I’m new to Bayesian modelling so forgive if this question is obvious. I initialize a model,
m1, and an identical model
samples = scipy.stats.norm.rvs(loc=1,sd=1,size=10000)
with pm.Model() as m1:
std = pm.Gamma("std",mu=0.5,sd=3)
output=pm.Normal("output",mu=mu,sd=std, observed = samples)
However, when I do
logp = m1.logp
logps = [logp(trace[i]) for i in range(len(trace))]
m1, and comparing against:
logp_2 = m2.logp
logps_2 = [logp_2(trace[i]) for i in range(len(trace))]
I get the same answers, even though
m1 has been trained but
m2 has not.

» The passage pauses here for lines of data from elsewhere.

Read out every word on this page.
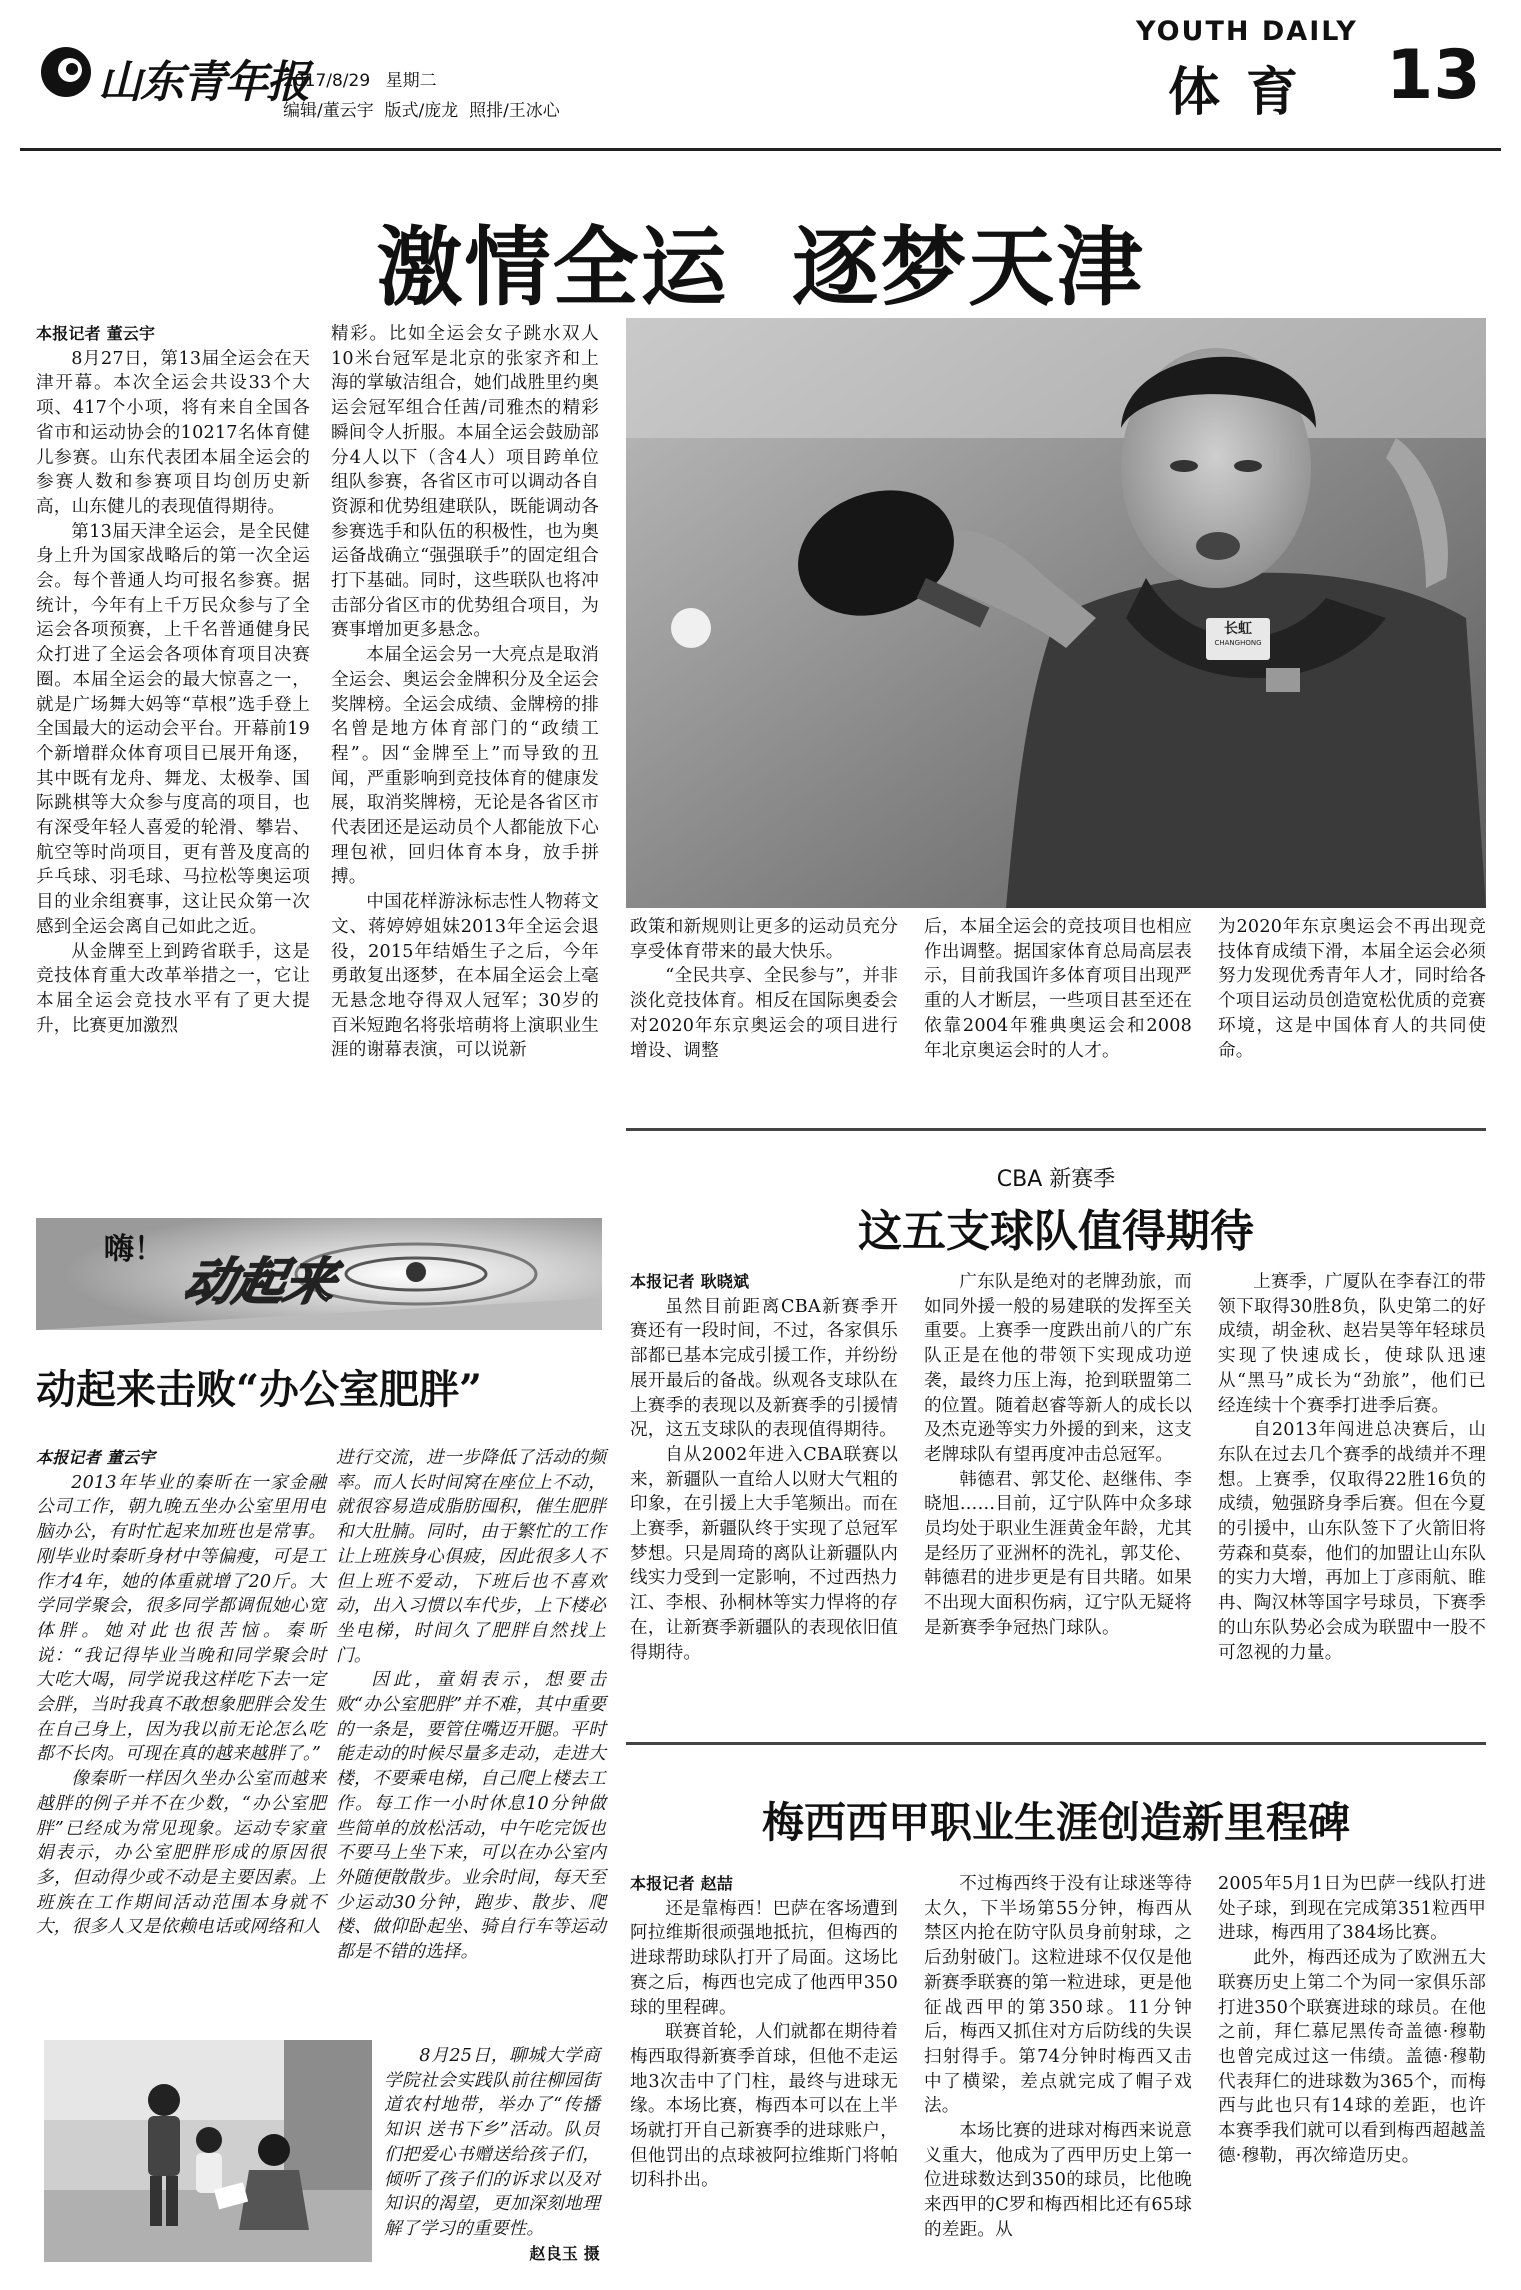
山东青年报
2017/8/29 星期二
编辑/董云宇  版式/庞龙  照排/王冰心
YOUTH DAILY
体育 13
激情全运  逐梦天津

本报记者 董云宇

8月27日，第13届全运会在天津开幕。本次全运会共设33个大项、417个小项，将有来自全国各省市和运动协会的10217名体育健儿参赛。山东代表团本届全运会的参赛人数和参赛项目均创历史新高，山东健儿的表现值得期待。

第13届天津全运会，是全民健身上升为国家战略后的第一次全运会。每个普通人均可报名参赛。据统计，今年有上千万民众参与了全运会各项预赛，上千名普通健身民众打进了全运会各项体育项目决赛圈。本届全运会的最大惊喜之一，就是广场舞大妈等“草根”选手登上全国最大的运动会平台。开幕前19个新增群众体育项目已展开角逐，其中既有龙舟、舞龙、太极拳、国际跳棋等大众参与度高的项目，也有深受年轻人喜爱的轮滑、攀岩、航空等时尚项目，更有普及度高的乒乓球、羽毛球、马拉松等奥运项目的业余组赛事，这让民众第一次感到全运会离自己如此之近。

从金牌至上到跨省联手，这是竞技体育重大改革举措之一，它让本届全运会竞技水平有了更大提升，比赛更加激烈

精彩。比如全运会女子跳水双人10米台冠军是北京的张家齐和上海的掌敏洁组合，她们战胜里约奥运会冠军组合任茜/司雅杰的精彩瞬间令人折服。本届全运会鼓励部分4人以下（含4人）项目跨单位组队参赛，各省区市可以调动各自资源和优势组建联队，既能调动各参赛选手和队伍的积极性，也为奥运备战确立“强强联手”的固定组合打下基础。同时，这些联队也将冲击部分省区市的优势组合项目，为赛事增加更多悬念。

本届全运会另一大亮点是取消全运会、奥运会金牌积分及全运会奖牌榜。全运会成绩、金牌榜的排名曾是地方体育部门的“政绩工程”。因“金牌至上”而导致的丑闻，严重影响到竞技体育的健康发展，取消奖牌榜，无论是各省区市代表团还是运动员个人都能放下心理包袱，回归体育本身，放手拼搏。

中国花样游泳标志性人物蒋文文、蒋婷婷姐妹2013年全运会退役，2015年结婚生子之后，今年勇敢复出逐梦，在本届全运会上毫无悬念地夺得双人冠军；30岁的百米短跑名将张培萌将上演职业生涯的谢幕表演，可以说新

长虹
CHANGHONG

政策和新规则让更多的运动员充分享受体育带来的最大快乐。

“全民共享、全民参与”，并非淡化竞技体育。相反在国际奥委会对2020年东京奥运会的项目进行增设、调整

后，本届全运会的竞技项目也相应作出调整。据国家体育总局高层表示，目前我国许多体育项目出现严重的人才断层，一些项目甚至还在依靠2004年雅典奥运会和2008年北京奥运会时的人才。

为2020年东京奥运会不再出现竞技体育成绩下滑，本届全运会必须努力发现优秀青年人才，同时给各个项目运动员创造宽松优质的竞赛环境，这是中国体育人的共同使命。

CBA 新赛季
这五支球队值得期待

本报记者 耿晓斌

虽然目前距离CBA新赛季开赛还有一段时间，不过，各家俱乐部都已基本完成引援工作，并纷纷展开最后的备战。纵观各支球队在上赛季的表现以及新赛季的引援情况，这五支球队的表现值得期待。

自从2002年进入CBA联赛以来，新疆队一直给人以财大气粗的印象，在引援上大手笔频出。而在上赛季，新疆队终于实现了总冠军梦想。只是周琦的离队让新疆队内线实力受到一定影响，不过西热力江、李根、孙桐林等实力悍将的存在，让新赛季新疆队的表现依旧值得期待。

广东队是绝对的老牌劲旅，而如同外援一般的易建联的发挥至关重要。上赛季一度跌出前八的广东队正是在他的带领下实现成功逆袭，最终力压上海，抢到联盟第二的位置。随着赵睿等新人的成长以及杰克逊等实力外援的到来，这支老牌球队有望再度冲击总冠军。

韩德君、郭艾伦、赵继伟、李晓旭……目前，辽宁队阵中众多球员均处于职业生涯黄金年龄，尤其是经历了亚洲杯的洗礼，郭艾伦、韩德君的进步更是有目共睹。如果不出现大面积伤病，辽宁队无疑将是新赛季争冠热门球队。

上赛季，广厦队在李春江的带领下取得30胜8负，队史第二的好成绩，胡金秋、赵岩昊等年轻球员实现了快速成长，使球队迅速从“黑马”成长为“劲旅”，他们已经连续十个赛季打进季后赛。

自2013年闯进总决赛后，山东队在过去几个赛季的战绩并不理想。上赛季，仅取得22胜16负的成绩，勉强跻身季后赛。但在今夏的引援中，山东队签下了火箭旧将劳森和莫泰，他们的加盟让山东队的实力大增，再加上丁彦雨航、睢冉、陶汉林等国字号球员，下赛季的山东队势必会成为联盟中一股不可忽视的力量。

梅西西甲职业生涯创造新里程碑

本报记者 赵喆

还是靠梅西！巴萨在客场遭到阿拉维斯很顽强地抵抗，但梅西的进球帮助球队打开了局面。这场比赛之后，梅西也完成了他西甲350球的里程碑。

联赛首轮，人们就都在期待着梅西取得新赛季首球，但他不走运地3次击中了门柱，最终与进球无缘。本场比赛，梅西本可以在上半场就打开自己新赛季的进球账户，但他罚出的点球被阿拉维斯门将帕切科扑出。

不过梅西终于没有让球迷等待太久，下半场第55分钟，梅西从禁区内抢在防守队员身前射球，之后劲射破门。这粒进球不仅仅是他新赛季联赛的第一粒进球，更是他征战西甲的第350球。11分钟后，梅西又抓住对方后防线的失误扫射得手。第74分钟时梅西又击中了横梁，差点就完成了帽子戏法。

本场比赛的进球对梅西来说意义重大，他成为了西甲历史上第一位进球数达到350的球员，比他晚来西甲的C罗和梅西相比还有65球的差距。从

2005年5月1日为巴萨一线队打进处子球，到现在完成第351粒西甲进球，梅西用了384场比赛。

此外，梅西还成为了欧洲五大联赛历史上第二个为同一家俱乐部打进350个联赛进球的球员。在他之前，拜仁慕尼黑传奇盖德·穆勒也曾完成过这一伟绩。盖德·穆勒代表拜仁的进球数为365个，而梅西与此也只有14球的差距，也许本赛季我们就可以看到梅西超越盖德·穆勒，再次缔造历史。

嗨！
动起来
动起来击败“办公室肥胖”

本报记者 董云宇

2013年毕业的秦昕在一家金融公司工作，朝九晚五坐办公室里用电脑办公，有时忙起来加班也是常事。刚毕业时秦昕身材中等偏瘦，可是工作才4年，她的体重就增了20斤。大学同学聚会，很多同学都调侃她心宽体胖。她对此也很苦恼。秦昕说：“我记得毕业当晚和同学聚会时大吃大喝，同学说我这样吃下去一定会胖，当时我真不敢想象肥胖会发生在自己身上，因为我以前无论怎么吃都不长肉。可现在真的越来越胖了。”

像秦昕一样因久坐办公室而越来越胖的例子并不在少数，“办公室肥胖”已经成为常见现象。运动专家童娟表示，办公室肥胖形成的原因很多，但动得少或不动是主要因素。上班族在工作期间活动范围本身就不大，很多人又是依赖电话或网络和人

进行交流，进一步降低了活动的频率。而人长时间窝在座位上不动，就很容易造成脂肪囤积，催生肥胖和大肚腩。同时，由于繁忙的工作让上班族身心俱疲，因此很多人不但上班不爱动，下班后也不喜欢动，出入习惯以车代步，上下楼必坐电梯，时间久了肥胖自然找上门。

因此，童娟表示，想要击败“办公室肥胖”并不难，其中重要的一条是，要管住嘴迈开腿。平时能走动的时候尽量多走动，走进大楼，不要乘电梯，自己爬上楼去工作。每工作一小时休息10分钟做些简单的放松活动，中午吃完饭也不要马上坐下来，可以在办公室内外随便散散步。业余时间，每天至少运动30分钟，跑步、散步、爬楼、做仰卧起坐、骑自行车等运动都是不错的选择。

8月25日，聊城大学商学院社会实践队前往柳园街道农村地带，举办了“传播知识 送书下乡”活动。队员们把爱心书赠送给孩子们，倾听了孩子们的诉求以及对知识的渴望，更加深刻地理解了学习的重要性。

赵良玉 摄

Can someone please explain why this is?
This is an interesting question and kind of the questions that I like: exactly what is model fitting/calibrating, and how does that related to sampling.
First thing to remember is that, model logp is a function that takes input and split out output. Once you have your model defined, the logp is fixed. It takes free parameters and input and output a scaler. In this case you have two input
Now, think of a traditional sense of model fitting that gives you a single “best” value for each free parameter. But even if you do model fitting, you dont change the model logp. In that sense, I like to think of modeling as constructing a space, and our goal is to get information from this space. Some times taking one point from this multi dimension space is enough for your application, thus we do MLE to get a vector of best value. But most of the time we need more, thus where sampling comes in, which you map out the geometry (approximately) of said space.
What helps is to have a more intuitive understanding of (log)likelihood function, you might find my recent talk @pydataberlin useful: https://github.com/junpenglao/All-that-likelihood-with-PyMC3
That makes a lot more sense! Thank you @junpenglao!